The Mail on Sunday will pay “substantial damages” to British lawyer Sasha Wass after claiming she “buried evidence of Met bribes to put innocent man in jail.”
The Mail also apologized in court, Press Gazette reported.
“The lawsuit was settled rather than decided,” Oliver Cox, a senior associate solicitor at Carter-Ruck, which represented Sass, told iMediaEthics “The Mail on Sunday/MailOnline’s parent, Associate Newspapers, has admitted liability (i.e. that the article did libel Ms Wass) and agreed to make redress (through, in this case, public apologies in open court and in print, and agreeing in principle to pay Ms Wass’s damages and costs). The precise values for Ms Wass’s damages and costs are still in the process of being resolved.”
In a press statement, Wass claimed the Mail “distorted the information I had provided” when responding to its media inquiry to her. “I did not – and would never – knowingly mislead the court,” she added. Wass continued,
“The IPSO process was slow and the result hollow. Although the Mail on Sunday was forced to print the results of the adjudication, IPSO informed me that they had no power to require the Mail on Sunday to pay damages, reimburse my legal costs, apologise or prevent continued publication of the original article on the internet. By taking the deliberate decision to leave the article online, Associated Newspapers made a mockery of the entire IPSO remedy.”
The Mail‘s Oct. 2016 print and online article was headlined, “Revealed: How top QC ‘buried evidence of Met bribes to put innocent man in jail.'” The article has been unpublished, but the article claimed Wass, according to the Press Gazette:
“attempted to bury damning evidence that police officers responsible for investigating [someone she was prosecuting, Bhadresh] Gohil had taken bribes;
“that she had backed the bringing of baseless further criminal charges against Gohil for perverting the course of justice, when in fact she knew he was an ‘innocent whistleblower’;
“that she had lied to the Court of Appeal,
“and that she knew evidence had been tampered with before being placed before the court.”
The Mail on Sunday declined to comment on the record about the matter. The Mail published a June 16 apology to Wass that read:
“On 9 October 2016 we published an article under the headline “Revealed: How top QC ‘buried’ evidence of Met bribes to put innocent man in jail”, which alleged that Sasha Wass QC faced professional ruin because, while acting as prosecution counsel, she had attempted to bury evidence of police corruption.

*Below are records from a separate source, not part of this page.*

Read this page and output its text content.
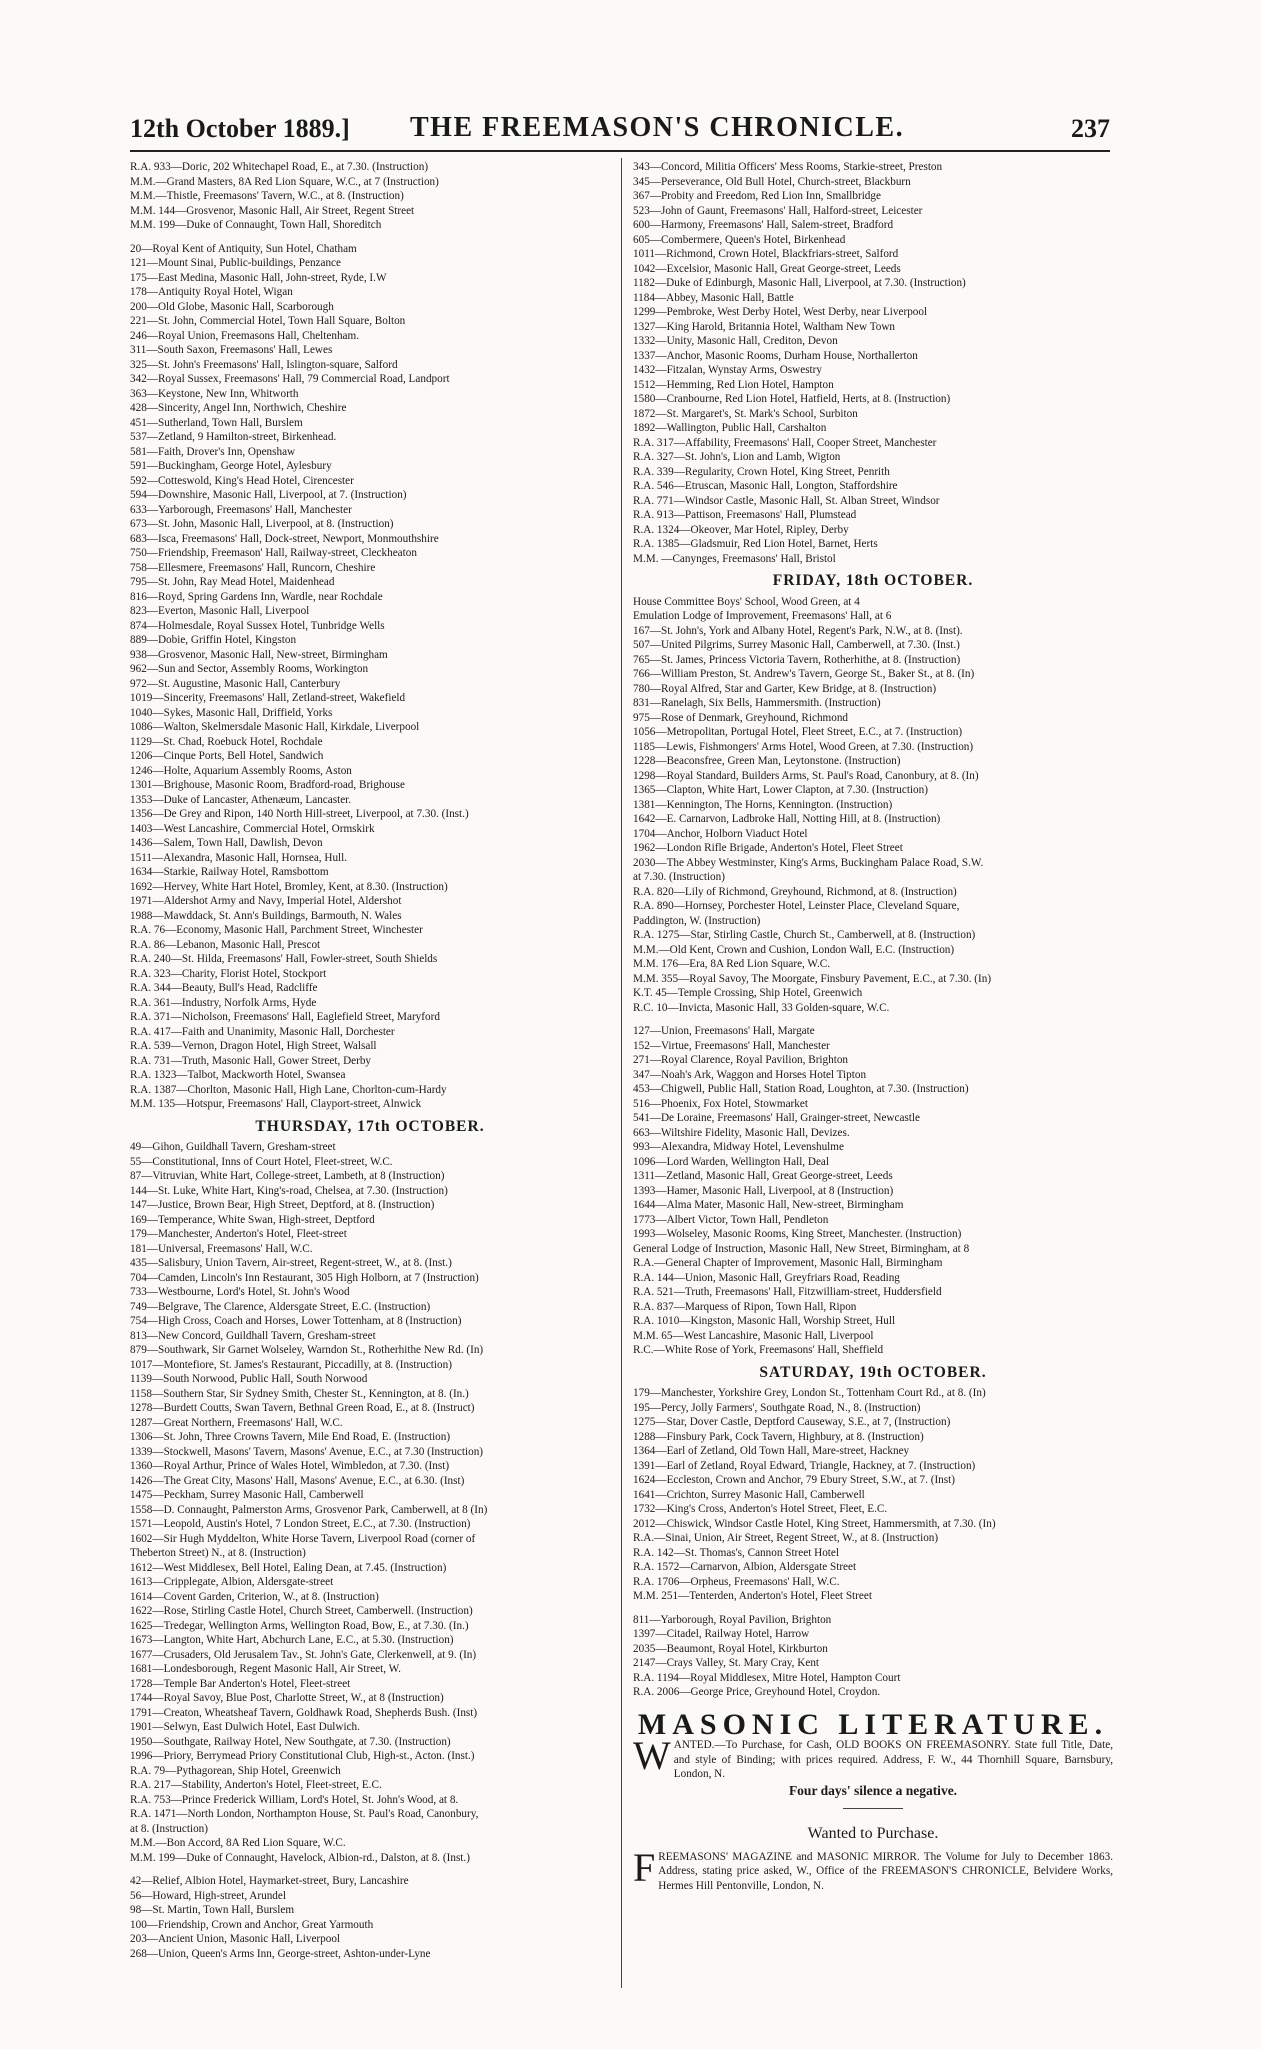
12th October 1889.] THE FREEMASON'S CHRONICLE.	237
R.A. 933—Doric, 202 Whitechapel Road, E., at 7.30. (Instruction)
M.M.—Grand Masters, 8A Red Lion Square, W.C., at 7 (Instruction)
M.M.—Thistle, Freemasons' Tavern, W.C., at 8. (Instruction)
M.M. 144—Grosvenor, Masonic Hall, Air Street, Regent Street
M.M. 199—Duke of Connaught, Town Hall, Shoreditch
20—Royal Kent of Antiquity, Sun Hotel, Chatham
121—Mount Sinai, Public-buildings, Penzance
175—East Medina, Masonic Hall, John-street, Ryde, I.W
178—Antiquity Royal Hotel, Wigan
200—Old Globe, Masonic Hall, Scarborough
221—St. John, Commercial Hotel, Town Hall Square, Bolton
246—Royal Union, Freemasons Hall, Cheltenham.
311—South Saxon, Freemasons' Hall, Lewes
325—St. John's Freemasons' Hall, Islington-square, Salford
342—Royal Sussex, Freemasons' Hall, 79 Commercial Road, Landport
363—Keystone, New Inn, Whitworth
428—Sincerity, Angel Inn, Northwich, Cheshire
451—Sutherland, Town Hall, Burslem
537—Zetland, 9 Hamilton-street, Birkenhead.
581—Faith, Drover's Inn, Openshaw
591—Buckingham, George Hotel, Aylesbury
592—Cotteswold, King's Head Hotel, Cirencester
594—Downshire, Masonic Hall, Liverpool, at 7. (Instruction)
633—Yarborough, Freemasons' Hall, Manchester
673—St. John, Masonic Hall, Liverpool, at 8. (Instruction)
683—Isca, Freemasons' Hall, Dock-street, Newport, Monmouthshire
750—Friendship, Freemason' Hall, Railway-street, Cleckheaton
758—Ellesmere, Freemasons' Hall, Runcorn, Cheshire
795—St. John, Ray Mead Hotel, Maidenhead
816—Royd, Spring Gardens Inn, Wardle, near Rochdale
823—Everton, Masonic Hall, Liverpool
874—Holmesdale, Royal Sussex Hotel, Tunbridge Wells
889—Dobie, Griffin Hotel, Kingston
938—Grosvenor, Masonic Hall, New-street, Birmingham
962—Sun and Sector, Assembly Rooms, Workington
972—St. Augustine, Masonic Hall, Canterbury
1019—Sincerity, Freemasons' Hall, Zetland-street, Wakefield
1040—Sykes, Masonic Hall, Driffield, Yorks
1086—Walton, Skelmersdale Masonic Hall, Kirkdale, Liverpool
1129—St. Chad, Roebuck Hotel, Rochdale
1206—Cinque Ports, Bell Hotel, Sandwich
1246—Holte, Aquarium Assembly Rooms, Aston
1301—Brighouse, Masonic Room, Bradford-road, Brighouse
1353—Duke of Lancaster, Athenæum, Lancaster.
1356—De Grey and Ripon, 140 North Hill-street, Liverpool, at 7.30. (Inst.)
1403—West Lancashire, Commercial Hotel, Ormskirk
1436—Salem, Town Hall, Dawlish, Devon
1511—Alexandra, Masonic Hall, Hornsea, Hull.
1634—Starkie, Railway Hotel, Ramsbottom
1692—Hervey, White Hart Hotel, Bromley, Kent, at 8.30. (Instruction)
1971—Aldershot Army and Navy, Imperial Hotel, Aldershot
1988—Mawddack, St. Ann's Buildings, Barmouth, N. Wales
R.A. 76—Economy, Masonic Hall, Parchment Street, Winchester
R.A. 86—Lebanon, Masonic Hall, Prescot
R.A. 240—St. Hilda, Freemasons' Hall, Fowler-street, South Shields
R.A. 323—Charity, Florist Hotel, Stockport
R.A. 344—Beauty, Bull's Head, Radcliffe
R.A. 361—Industry, Norfolk Arms, Hyde
R.A. 371—Nicholson, Freemasons' Hall, Eaglefield Street, Maryford
R.A. 417—Faith and Unanimity, Masonic Hall, Dorchester
R.A. 539—Vernon, Dragon Hotel, High Street, Walsall
R.A. 731—Truth, Masonic Hall, Gower Street, Derby
R.A. 1323—Talbot, Mackworth Hotel, Swansea
R.A. 1387—Chorlton, Masonic Hall, High Lane, Chorlton-cum-Hardy
M.M. 135—Hotspur, Freemasons' Hall, Clayport-street, Alnwick
THURSDAY, 17th OCTOBER.
49—Gihon, Guildhall Tavern, Gresham-street
55—Constitutional, Inns of Court Hotel, Fleet-street, W.C.
87—Vitruvian, White Hart, College-street, Lambeth, at 8 (Instruction)
144—St. Luke, White Hart, King's-road, Chelsea, at 7.30. (Instruction)
147—Justice, Brown Bear, High Street, Deptford, at 8. (Instruction)
169—Temperance, White Swan, High-street, Deptford
179—Manchester, Anderton's Hotel, Fleet-street
181—Universal, Freemasons' Hall, W.C.
435—Salisbury, Union Tavern, Air-street, Regent-street, W., at 8. (Inst.)
704—Camden, Lincoln's Inn Restaurant, 305 High Holborn, at 7 (Instruction)
733—Westbourne, Lord's Hotel, St. John's Wood
749—Belgrave, The Clarence, Aldersgate Street, E.C. (Instruction)
754—High Cross, Coach and Horses, Lower Tottenham, at 8 (Instruction)
813—New Concord, Guildhall Tavern, Gresham-street
879—Southwark, Sir Garnet Wolseley, Warndon St., Rotherhithe New Rd. (In)
1017—Montefiore, St. James's Restaurant, Piccadilly, at 8. (Instruction)
1139—South Norwood, Public Hall, South Norwood
1158—Southern Star, Sir Sydney Smith, Chester St., Kennington, at 8. (In.)
1278—Burdett Coutts, Swan Tavern, Bethnal Green Road, E., at 8. (Instruct)
1287—Great Northern, Freemasons' Hall, W.C.
1306—St. John, Three Crowns Tavern, Mile End Road, E. (Instruction)
1339—Stockwell, Masons' Tavern, Masons' Avenue, E.C., at 7.30 (Instruction)
1360—Royal Arthur, Prince of Wales Hotel, Wimbledon, at 7.30. (Inst)
1426—The Great City, Masons' Hall, Masons' Avenue, E.C., at 6.30. (Inst)
1475—Peckham, Surrey Masonic Hall, Camberwell
1558—D. Connaught, Palmerston Arms, Grosvenor Park, Camberwell, at 8 (In)
1571—Leopold, Austin's Hotel, 7 London Street, E.C., at 7.30. (Instruction)
1602—Sir Hugh Myddelton, White Horse Tavern, Liverpool Road (corner of
Theberton Street) N., at 8. (Instruction)
1612—West Middlesex, Bell Hotel, Ealing Dean, at 7.45. (Instruction)
1613—Cripplegate, Albion, Aldersgate-street
1614—Covent Garden, Criterion, W., at 8. (Instruction)
1622—Rose, Stirling Castle Hotel, Church Street, Camberwell. (Instruction)
1625—Tredegar, Wellington Arms, Wellington Road, Bow, E., at 7.30. (In.)
1673—Langton, White Hart, Abchurch Lane, E.C., at 5.30. (Instruction)
1677—Crusaders, Old Jerusalem Tav., St. John's Gate, Clerkenwell, at 9. (In)
1681—Londesborough, Regent Masonic Hall, Air Street, W.
1728—Temple Bar Anderton's Hotel, Fleet-street
1744—Royal Savoy, Blue Post, Charlotte Street, W., at 8 (Instruction)
1791—Creaton, Wheatsheaf Tavern, Goldhawk Road, Shepherds Bush. (Inst)
1901—Selwyn, East Dulwich Hotel, East Dulwich.
1950—Southgate, Railway Hotel, New Southgate, at 7.30. (Instruction)
1996—Priory, Berrymead Priory Constitutional Club, High-st., Acton. (Inst.)
R.A. 79—Pythagorean, Ship Hotel, Greenwich
R.A. 217—Stability, Anderton's Hotel, Fleet-street, E.C.
R.A. 753—Prince Frederick William, Lord's Hotel, St. John's Wood, at 8.
R.A. 1471—North London, Northampton House, St. Paul's Road, Canonbury,
at 8. (Instruction)
M.M.—Bon Accord, 8A Red Lion Square, W.C.
M.M. 199—Duke of Connaught, Havelock, Albion-rd., Dalston, at 8. (Inst.)
42—Relief, Albion Hotel, Haymarket-street, Bury, Lancashire
56—Howard, High-street, Arundel
98—St. Martin, Town Hall, Burslem
100—Friendship, Crown and Anchor, Great Yarmouth
203—Ancient Union, Masonic Hall, Liverpool
268—Union, Queen's Arms Inn, George-street, Ashton-under-Lyne
343—Concord, Militia Officers' Mess Rooms, Starkie-street, Preston
345—Perseverance, Old Bull Hotel, Church-street, Blackburn
367—Probity and Freedom, Red Lion Inn, Smallbridge
523—John of Gaunt, Freemasons' Hall, Halford-street, Leicester
600—Harmony, Freemasons' Hall, Salem-street, Bradford
605—Combermere, Queen's Hotel, Birkenhead
1011—Richmond, Crown Hotel, Blackfriars-street, Salford
1042—Excelsior, Masonic Hall, Great George-street, Leeds
1182—Duke of Edinburgh, Masonic Hall, Liverpool, at 7.30. (Instruction)
1184—Abbey, Masonic Hall, Battle
1299—Pembroke, West Derby Hotel, West Derby, near Liverpool
1327—King Harold, Britannia Hotel, Waltham New Town
1332—Unity, Masonic Hall, Crediton, Devon
1337—Anchor, Masonic Rooms, Durham House, Northallerton
1432—Fitzalan, Wynstay Arms, Oswestry
1512—Hemming, Red Lion Hotel, Hampton
1580—Cranbourne, Red Lion Hotel, Hatfield, Herts, at 8. (Instruction)
1872—St. Margaret's, St. Mark's School, Surbiton
1892—Wallington, Public Hall, Carshalton
R.A. 317—Affability, Freemasons' Hall, Cooper Street, Manchester
R.A. 327—St. John's, Lion and Lamb, Wigton
R.A. 339—Regularity, Crown Hotel, King Street, Penrith
R.A. 546—Etruscan, Masonic Hall, Longton, Staffordshire
R.A. 771—Windsor Castle, Masonic Hall, St. Alban Street, Windsor
R.A. 913—Pattison, Freemasons' Hall, Plumstead
R.A. 1324—Okeover, Mar Hotel, Ripley, Derby
R.A. 1385—Gladsmuir, Red Lion Hotel, Barnet, Herts
M.M. —Canynges, Freemasons' Hall, Bristol
FRIDAY, 18th OCTOBER.
House Committee Boys' School, Wood Green, at 4
Emulation Lodge of Improvement, Freemasons' Hall, at 6
167—St. John's, York and Albany Hotel, Regent's Park, N.W., at 8. (Inst).
507—United Pilgrims, Surrey Masonic Hall, Camberwell, at 7.30. (Inst.)
765—St. James, Princess Victoria Tavern, Rotherhithe, at 8. (Instruction)
766—William Preston, St. Andrew's Tavern, George St., Baker St., at 8. (In)
780—Royal Alfred, Star and Garter, Kew Bridge, at 8. (Instruction)
831—Ranelagh, Six Bells, Hammersmith. (Instruction)
975—Rose of Denmark, Greyhound, Richmond
1056—Metropolitan, Portugal Hotel, Fleet Street, E.C., at 7. (Instruction)
1185—Lewis, Fishmongers' Arms Hotel, Wood Green, at 7.30. (Instruction)
1228—Beaconsfree, Green Man, Leytonstone. (Instruction)
1298—Royal Standard, Builders Arms, St. Paul's Road, Canonbury, at 8. (In)
1365—Clapton, White Hart, Lower Clapton, at 7.30. (Instruction)
1381—Kennington, The Horns, Kennington. (Instruction)
1642—E. Carnarvon, Ladbroke Hall, Notting Hill, at 8. (Instruction)
1704—Anchor, Holborn Viaduct Hotel
1962—London Rifle Brigade, Anderton's Hotel, Fleet Street
2030—The Abbey Westminster, King's Arms, Buckingham Palace Road, S.W.
at 7.30. (Instruction)
R.A. 820—Lily of Richmond, Greyhound, Richmond, at 8. (Instruction)
R.A. 890—Hornsey, Porchester Hotel, Leinster Place, Cleveland Square,
Paddington, W. (Instruction)
R.A. 1275—Star, Stirling Castle, Church St., Camberwell, at 8. (Instruction)
M.M.—Old Kent, Crown and Cushion, London Wall, E.C. (Instruction)
M.M. 176—Era, 8A Red Lion Square, W.C.
M.M. 355—Royal Savoy, The Moorgate, Finsbury Pavement, E.C., at 7.30. (In)
K.T. 45—Temple Crossing, Ship Hotel, Greenwich
R.C. 10—Invicta, Masonic Hall, 33 Golden-square, W.C.
127—Union, Freemasons' Hall, Margate
152—Virtue, Freemasons' Hall, Manchester
271—Royal Clarence, Royal Pavilion, Brighton
347—Noah's Ark, Waggon and Horses Hotel Tipton
453—Chigwell, Public Hall, Station Road, Loughton, at 7.30. (Instruction)
516—Phoenix, Fox Hotel, Stowmarket
541—De Loraine, Freemasons' Hall, Grainger-street, Newcastle
663—Wiltshire Fidelity, Masonic Hall, Devizes.
993—Alexandra, Midway Hotel, Levenshulme
1096—Lord Warden, Wellington Hall, Deal
1311—Zetland, Masonic Hall, Great George-street, Leeds
1393—Hamer, Masonic Hall, Liverpool, at 8 (Instruction)
1644—Alma Mater, Masonic Hall, New-street, Birmingham
1773—Albert Victor, Town Hall, Pendleton
1993—Wolseley, Masonic Rooms, King Street, Manchester. (Instruction)
General Lodge of Instruction, Masonic Hall, New Street, Birmingham, at 8
R.A.—General Chapter of Improvement, Masonic Hall, Birmingham
R.A. 144—Union, Masonic Hall, Greyfriars Road, Reading
R.A. 521—Truth, Freemasons' Hall, Fitzwilliam-street, Huddersfield
R.A. 837—Marquess of Ripon, Town Hall, Ripon
R.A. 1010—Kingston, Masonic Hall, Worship Street, Hull
M.M. 65—West Lancashire, Masonic Hall, Liverpool
R.C.—White Rose of York, Freemasons' Hall, Sheffield
SATURDAY, 19th OCTOBER.
179—Manchester, Yorkshire Grey, London St., Tottenham Court Rd., at 8. (In)
195—Percy, Jolly Farmers', Southgate Road, N., 8. (Instruction)
1275—Star, Dover Castle, Deptford Causeway, S.E., at 7, (Instruction)
1288—Finsbury Park, Cock Tavern, Highbury, at 8. (Instruction)
1364—Earl of Zetland, Old Town Hall, Mare-street, Hackney
1391—Earl of Zetland, Royal Edward, Triangle, Hackney, at 7. (Instruction)
1624—Eccleston, Crown and Anchor, 79 Ebury Street, S.W., at 7. (Inst)
1641—Crichton, Surrey Masonic Hall, Camberwell
1732—King's Cross, Anderton's Hotel Street, Fleet, E.C.
2012—Chiswick, Windsor Castle Hotel, King Street, Hammersmith, at 7.30. (In)
R.A.—Sinai, Union, Air Street, Regent Street, W., at 8. (Instruction)
R.A. 142—St. Thomas's, Cannon Street Hotel
R.A. 1572—Carnarvon, Albion, Aldersgate Street
R.A. 1706—Orpheus, Freemasons' Hall, W.C.
M.M. 251—Tenterden, Anderton's Hotel, Fleet Street
811—Yarborough, Royal Pavilion, Brighton
1397—Citadel, Railway Hotel, Harrow
2035—Beaumont, Royal Hotel, Kirkburton
2147—Crays Valley, St. Mary Cray, Kent
R.A. 1194—Royal Middlesex, Mitre Hotel, Hampton Court
R.A. 2006—George Price, Greyhound Hotel, Croydon.
MASONIC LITERATURE.
WANTED.—To Purchase, for Cash, OLD BOOKS ON FREEMASONRY. State full Title, Date, and style of Binding; with prices required. Address, F. W., 44 Thornhill Square, Barnsbury, London, N.
Four days' silence a negative.
Wanted to Purchase.
FREEMASONS' MAGAZINE and MASONIC MIRROR. The Volume for July to December 1863. Address, stating price asked, W., Office of the FREEMASON'S CHRONICLE, Belvidere Works, Hermes Hill Pentonville, London, N.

“We also said that Ms Wass had backed baseless criminal charges against and prosecuted a man whom she knew to be an innocent whistle blower; that she was aware that tampered-with evidence had been placed by the prosecution before the Court and that she had deliberately lied to the Court.
“We accept that these allegations were completely untrue and apologise unreservedly to Ms Wass for the distress and embarrassment caused by our article. We have agreed to pay her substantial libel damages as well as her legal costs.”
Wass earlier successfully complained to the UK press regulator the Independent Press Standards Organisation but sued because she wasn’t happy with the result.